Parallelepiped Volume Calculator – Scalar Triple Product
Calculate parallelepiped volume from three edge vectors
Table of Contents
How to Use
- Enter the x, y, and z components of vector a (first edge)
- Enter the x, y, and z components of vector b (second edge)
- Enter the x, y, and z components of vector c (third edge)
- Click calculate to see the volume result
What is a Parallelepiped?
A parallelepiped is a three-dimensional figure formed by six parallelograms. It's the 3D analog of a parallelogram. When defined by three vectors a, b, and c emanating from a common vertex, the volume equals the absolute value of the scalar triple product.
The volume formula is: V = |a · (b × c)|, where b × c is the cross product and a · (b × c) is the dot product of a with that result.
The Scalar Triple Product
The scalar triple product a · (b × c) can also be computed as the determinant of a 3×3 matrix with vectors a, b, c as rows (or columns).

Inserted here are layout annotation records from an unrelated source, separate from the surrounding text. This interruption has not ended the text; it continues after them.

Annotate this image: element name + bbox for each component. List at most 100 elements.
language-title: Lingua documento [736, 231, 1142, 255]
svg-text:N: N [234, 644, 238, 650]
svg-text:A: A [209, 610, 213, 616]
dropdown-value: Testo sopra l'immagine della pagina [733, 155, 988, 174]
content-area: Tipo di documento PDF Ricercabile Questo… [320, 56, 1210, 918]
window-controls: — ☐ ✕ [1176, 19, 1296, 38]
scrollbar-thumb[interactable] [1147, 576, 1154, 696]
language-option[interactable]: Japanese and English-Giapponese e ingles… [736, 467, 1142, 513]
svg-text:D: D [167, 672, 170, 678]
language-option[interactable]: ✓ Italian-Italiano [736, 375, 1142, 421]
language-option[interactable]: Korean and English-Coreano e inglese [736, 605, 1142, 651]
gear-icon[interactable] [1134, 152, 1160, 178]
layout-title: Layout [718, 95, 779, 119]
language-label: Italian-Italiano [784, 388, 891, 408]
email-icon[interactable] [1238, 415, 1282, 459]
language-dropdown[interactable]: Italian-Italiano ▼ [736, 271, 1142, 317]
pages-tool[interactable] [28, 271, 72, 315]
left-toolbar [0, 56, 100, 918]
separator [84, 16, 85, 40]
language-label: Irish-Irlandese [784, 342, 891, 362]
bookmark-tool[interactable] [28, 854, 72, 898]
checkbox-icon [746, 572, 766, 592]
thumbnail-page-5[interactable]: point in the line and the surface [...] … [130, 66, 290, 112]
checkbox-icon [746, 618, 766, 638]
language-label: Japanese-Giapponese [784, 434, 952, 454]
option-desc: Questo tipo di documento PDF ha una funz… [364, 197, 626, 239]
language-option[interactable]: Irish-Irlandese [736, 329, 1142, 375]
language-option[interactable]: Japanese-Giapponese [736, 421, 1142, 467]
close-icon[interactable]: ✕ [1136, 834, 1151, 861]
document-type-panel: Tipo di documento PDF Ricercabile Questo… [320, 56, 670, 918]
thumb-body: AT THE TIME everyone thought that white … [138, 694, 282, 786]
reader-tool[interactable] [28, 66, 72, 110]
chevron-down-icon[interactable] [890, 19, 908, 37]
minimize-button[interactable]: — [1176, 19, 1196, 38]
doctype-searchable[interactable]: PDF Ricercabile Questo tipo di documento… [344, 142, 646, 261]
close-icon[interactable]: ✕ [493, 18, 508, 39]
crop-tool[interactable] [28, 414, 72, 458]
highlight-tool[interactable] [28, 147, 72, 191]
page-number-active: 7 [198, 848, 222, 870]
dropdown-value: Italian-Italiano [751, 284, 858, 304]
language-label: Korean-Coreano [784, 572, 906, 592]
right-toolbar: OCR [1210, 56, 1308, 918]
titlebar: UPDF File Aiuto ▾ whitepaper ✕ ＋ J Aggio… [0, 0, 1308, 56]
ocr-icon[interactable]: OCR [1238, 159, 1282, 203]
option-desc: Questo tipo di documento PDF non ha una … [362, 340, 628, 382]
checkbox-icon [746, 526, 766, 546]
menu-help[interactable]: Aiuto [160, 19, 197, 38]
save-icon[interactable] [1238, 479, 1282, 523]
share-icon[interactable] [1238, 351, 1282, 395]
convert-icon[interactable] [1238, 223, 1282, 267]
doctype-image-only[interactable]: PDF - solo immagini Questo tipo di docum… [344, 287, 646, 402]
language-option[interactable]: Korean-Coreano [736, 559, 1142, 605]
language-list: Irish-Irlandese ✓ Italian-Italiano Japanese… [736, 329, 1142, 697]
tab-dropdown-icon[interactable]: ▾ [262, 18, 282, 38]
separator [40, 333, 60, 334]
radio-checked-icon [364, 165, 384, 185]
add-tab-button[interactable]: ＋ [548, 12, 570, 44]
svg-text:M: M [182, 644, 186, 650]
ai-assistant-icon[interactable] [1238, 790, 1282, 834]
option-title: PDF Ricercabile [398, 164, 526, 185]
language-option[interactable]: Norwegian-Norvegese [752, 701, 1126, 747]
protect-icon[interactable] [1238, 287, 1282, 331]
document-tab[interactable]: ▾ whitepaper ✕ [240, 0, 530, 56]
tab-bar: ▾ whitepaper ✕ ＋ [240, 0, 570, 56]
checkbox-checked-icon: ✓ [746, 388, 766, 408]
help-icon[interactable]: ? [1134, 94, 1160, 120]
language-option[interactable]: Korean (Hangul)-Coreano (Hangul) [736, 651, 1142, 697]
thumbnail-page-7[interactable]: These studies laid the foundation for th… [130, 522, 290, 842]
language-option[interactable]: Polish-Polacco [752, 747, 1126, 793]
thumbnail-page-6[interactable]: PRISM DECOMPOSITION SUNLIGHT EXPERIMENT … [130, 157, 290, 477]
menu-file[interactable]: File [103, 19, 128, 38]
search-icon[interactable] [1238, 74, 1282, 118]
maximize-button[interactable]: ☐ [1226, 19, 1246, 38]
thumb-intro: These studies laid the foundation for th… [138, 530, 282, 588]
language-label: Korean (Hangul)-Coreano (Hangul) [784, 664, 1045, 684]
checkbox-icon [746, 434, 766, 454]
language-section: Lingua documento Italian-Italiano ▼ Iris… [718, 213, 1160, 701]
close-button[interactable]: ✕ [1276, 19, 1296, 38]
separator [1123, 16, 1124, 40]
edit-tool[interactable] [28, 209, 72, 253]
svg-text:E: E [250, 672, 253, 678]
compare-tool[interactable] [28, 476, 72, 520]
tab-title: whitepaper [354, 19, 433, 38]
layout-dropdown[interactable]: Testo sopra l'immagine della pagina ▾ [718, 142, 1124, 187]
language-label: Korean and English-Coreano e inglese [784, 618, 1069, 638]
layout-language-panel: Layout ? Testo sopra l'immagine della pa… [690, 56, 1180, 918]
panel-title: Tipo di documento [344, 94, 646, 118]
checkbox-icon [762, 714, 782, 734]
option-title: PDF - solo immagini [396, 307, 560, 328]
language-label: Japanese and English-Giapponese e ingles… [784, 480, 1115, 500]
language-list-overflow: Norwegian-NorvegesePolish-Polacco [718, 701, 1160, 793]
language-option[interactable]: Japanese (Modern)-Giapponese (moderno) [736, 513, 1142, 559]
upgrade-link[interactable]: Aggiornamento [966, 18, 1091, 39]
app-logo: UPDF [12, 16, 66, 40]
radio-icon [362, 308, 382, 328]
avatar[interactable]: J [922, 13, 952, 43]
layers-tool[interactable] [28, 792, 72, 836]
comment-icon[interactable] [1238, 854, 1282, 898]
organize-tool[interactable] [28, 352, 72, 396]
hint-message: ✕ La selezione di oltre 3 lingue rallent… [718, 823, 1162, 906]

- Geometric meaning: The signed volume of the parallelepiped
- Sign: Positive if a, b, c form a right-handed system; negative if left-handed
- Zero result: Indicates the three vectors are coplanar (lie in the same plane)
Applications
- Crystallography: Computing unit cell volumes in crystal structures
- Physics: Calculating flux and field quantities
- Engineering: Volume calculations in structural analysis
- Computer Graphics: 3D collision detection and spatial calculations
- Linear Algebra: Testing linear independence of vectors
Special Cases
- Rectangular box: When vectors are mutually perpendicular, volume = |a| × |b| × |c|
- Cube: When all three vectors have equal length and are perpendicular
- Degenerate case: Volume = 0 when vectors are coplanar
Frequently Asked Questions
- What is the difference between a parallelepiped and a rectangular box?
- A rectangular box (cuboid) is a special case of a parallelepiped where all angles are 90 degrees. A general parallelepiped can have faces that are non-rectangular parallelograms with oblique angles.
- Why can the scalar triple product be negative?
- The sign indicates the orientation of the three vectors. A positive value means they form a right-handed coordinate system, while negative means left-handed. For volume, we take the absolute value since volume is always positive.
- What does it mean if the volume is zero?
- A zero volume indicates that the three vectors are coplanar—they all lie in the same plane. This means they don't span a 3D space and cannot form a proper parallelepiped.
- How is this related to the determinant?
- The scalar triple product equals the determinant of the 3×3 matrix formed by the three vectors. This connection is fundamental in linear algebra and explains why the determinant measures 'volume scaling' of linear transformations.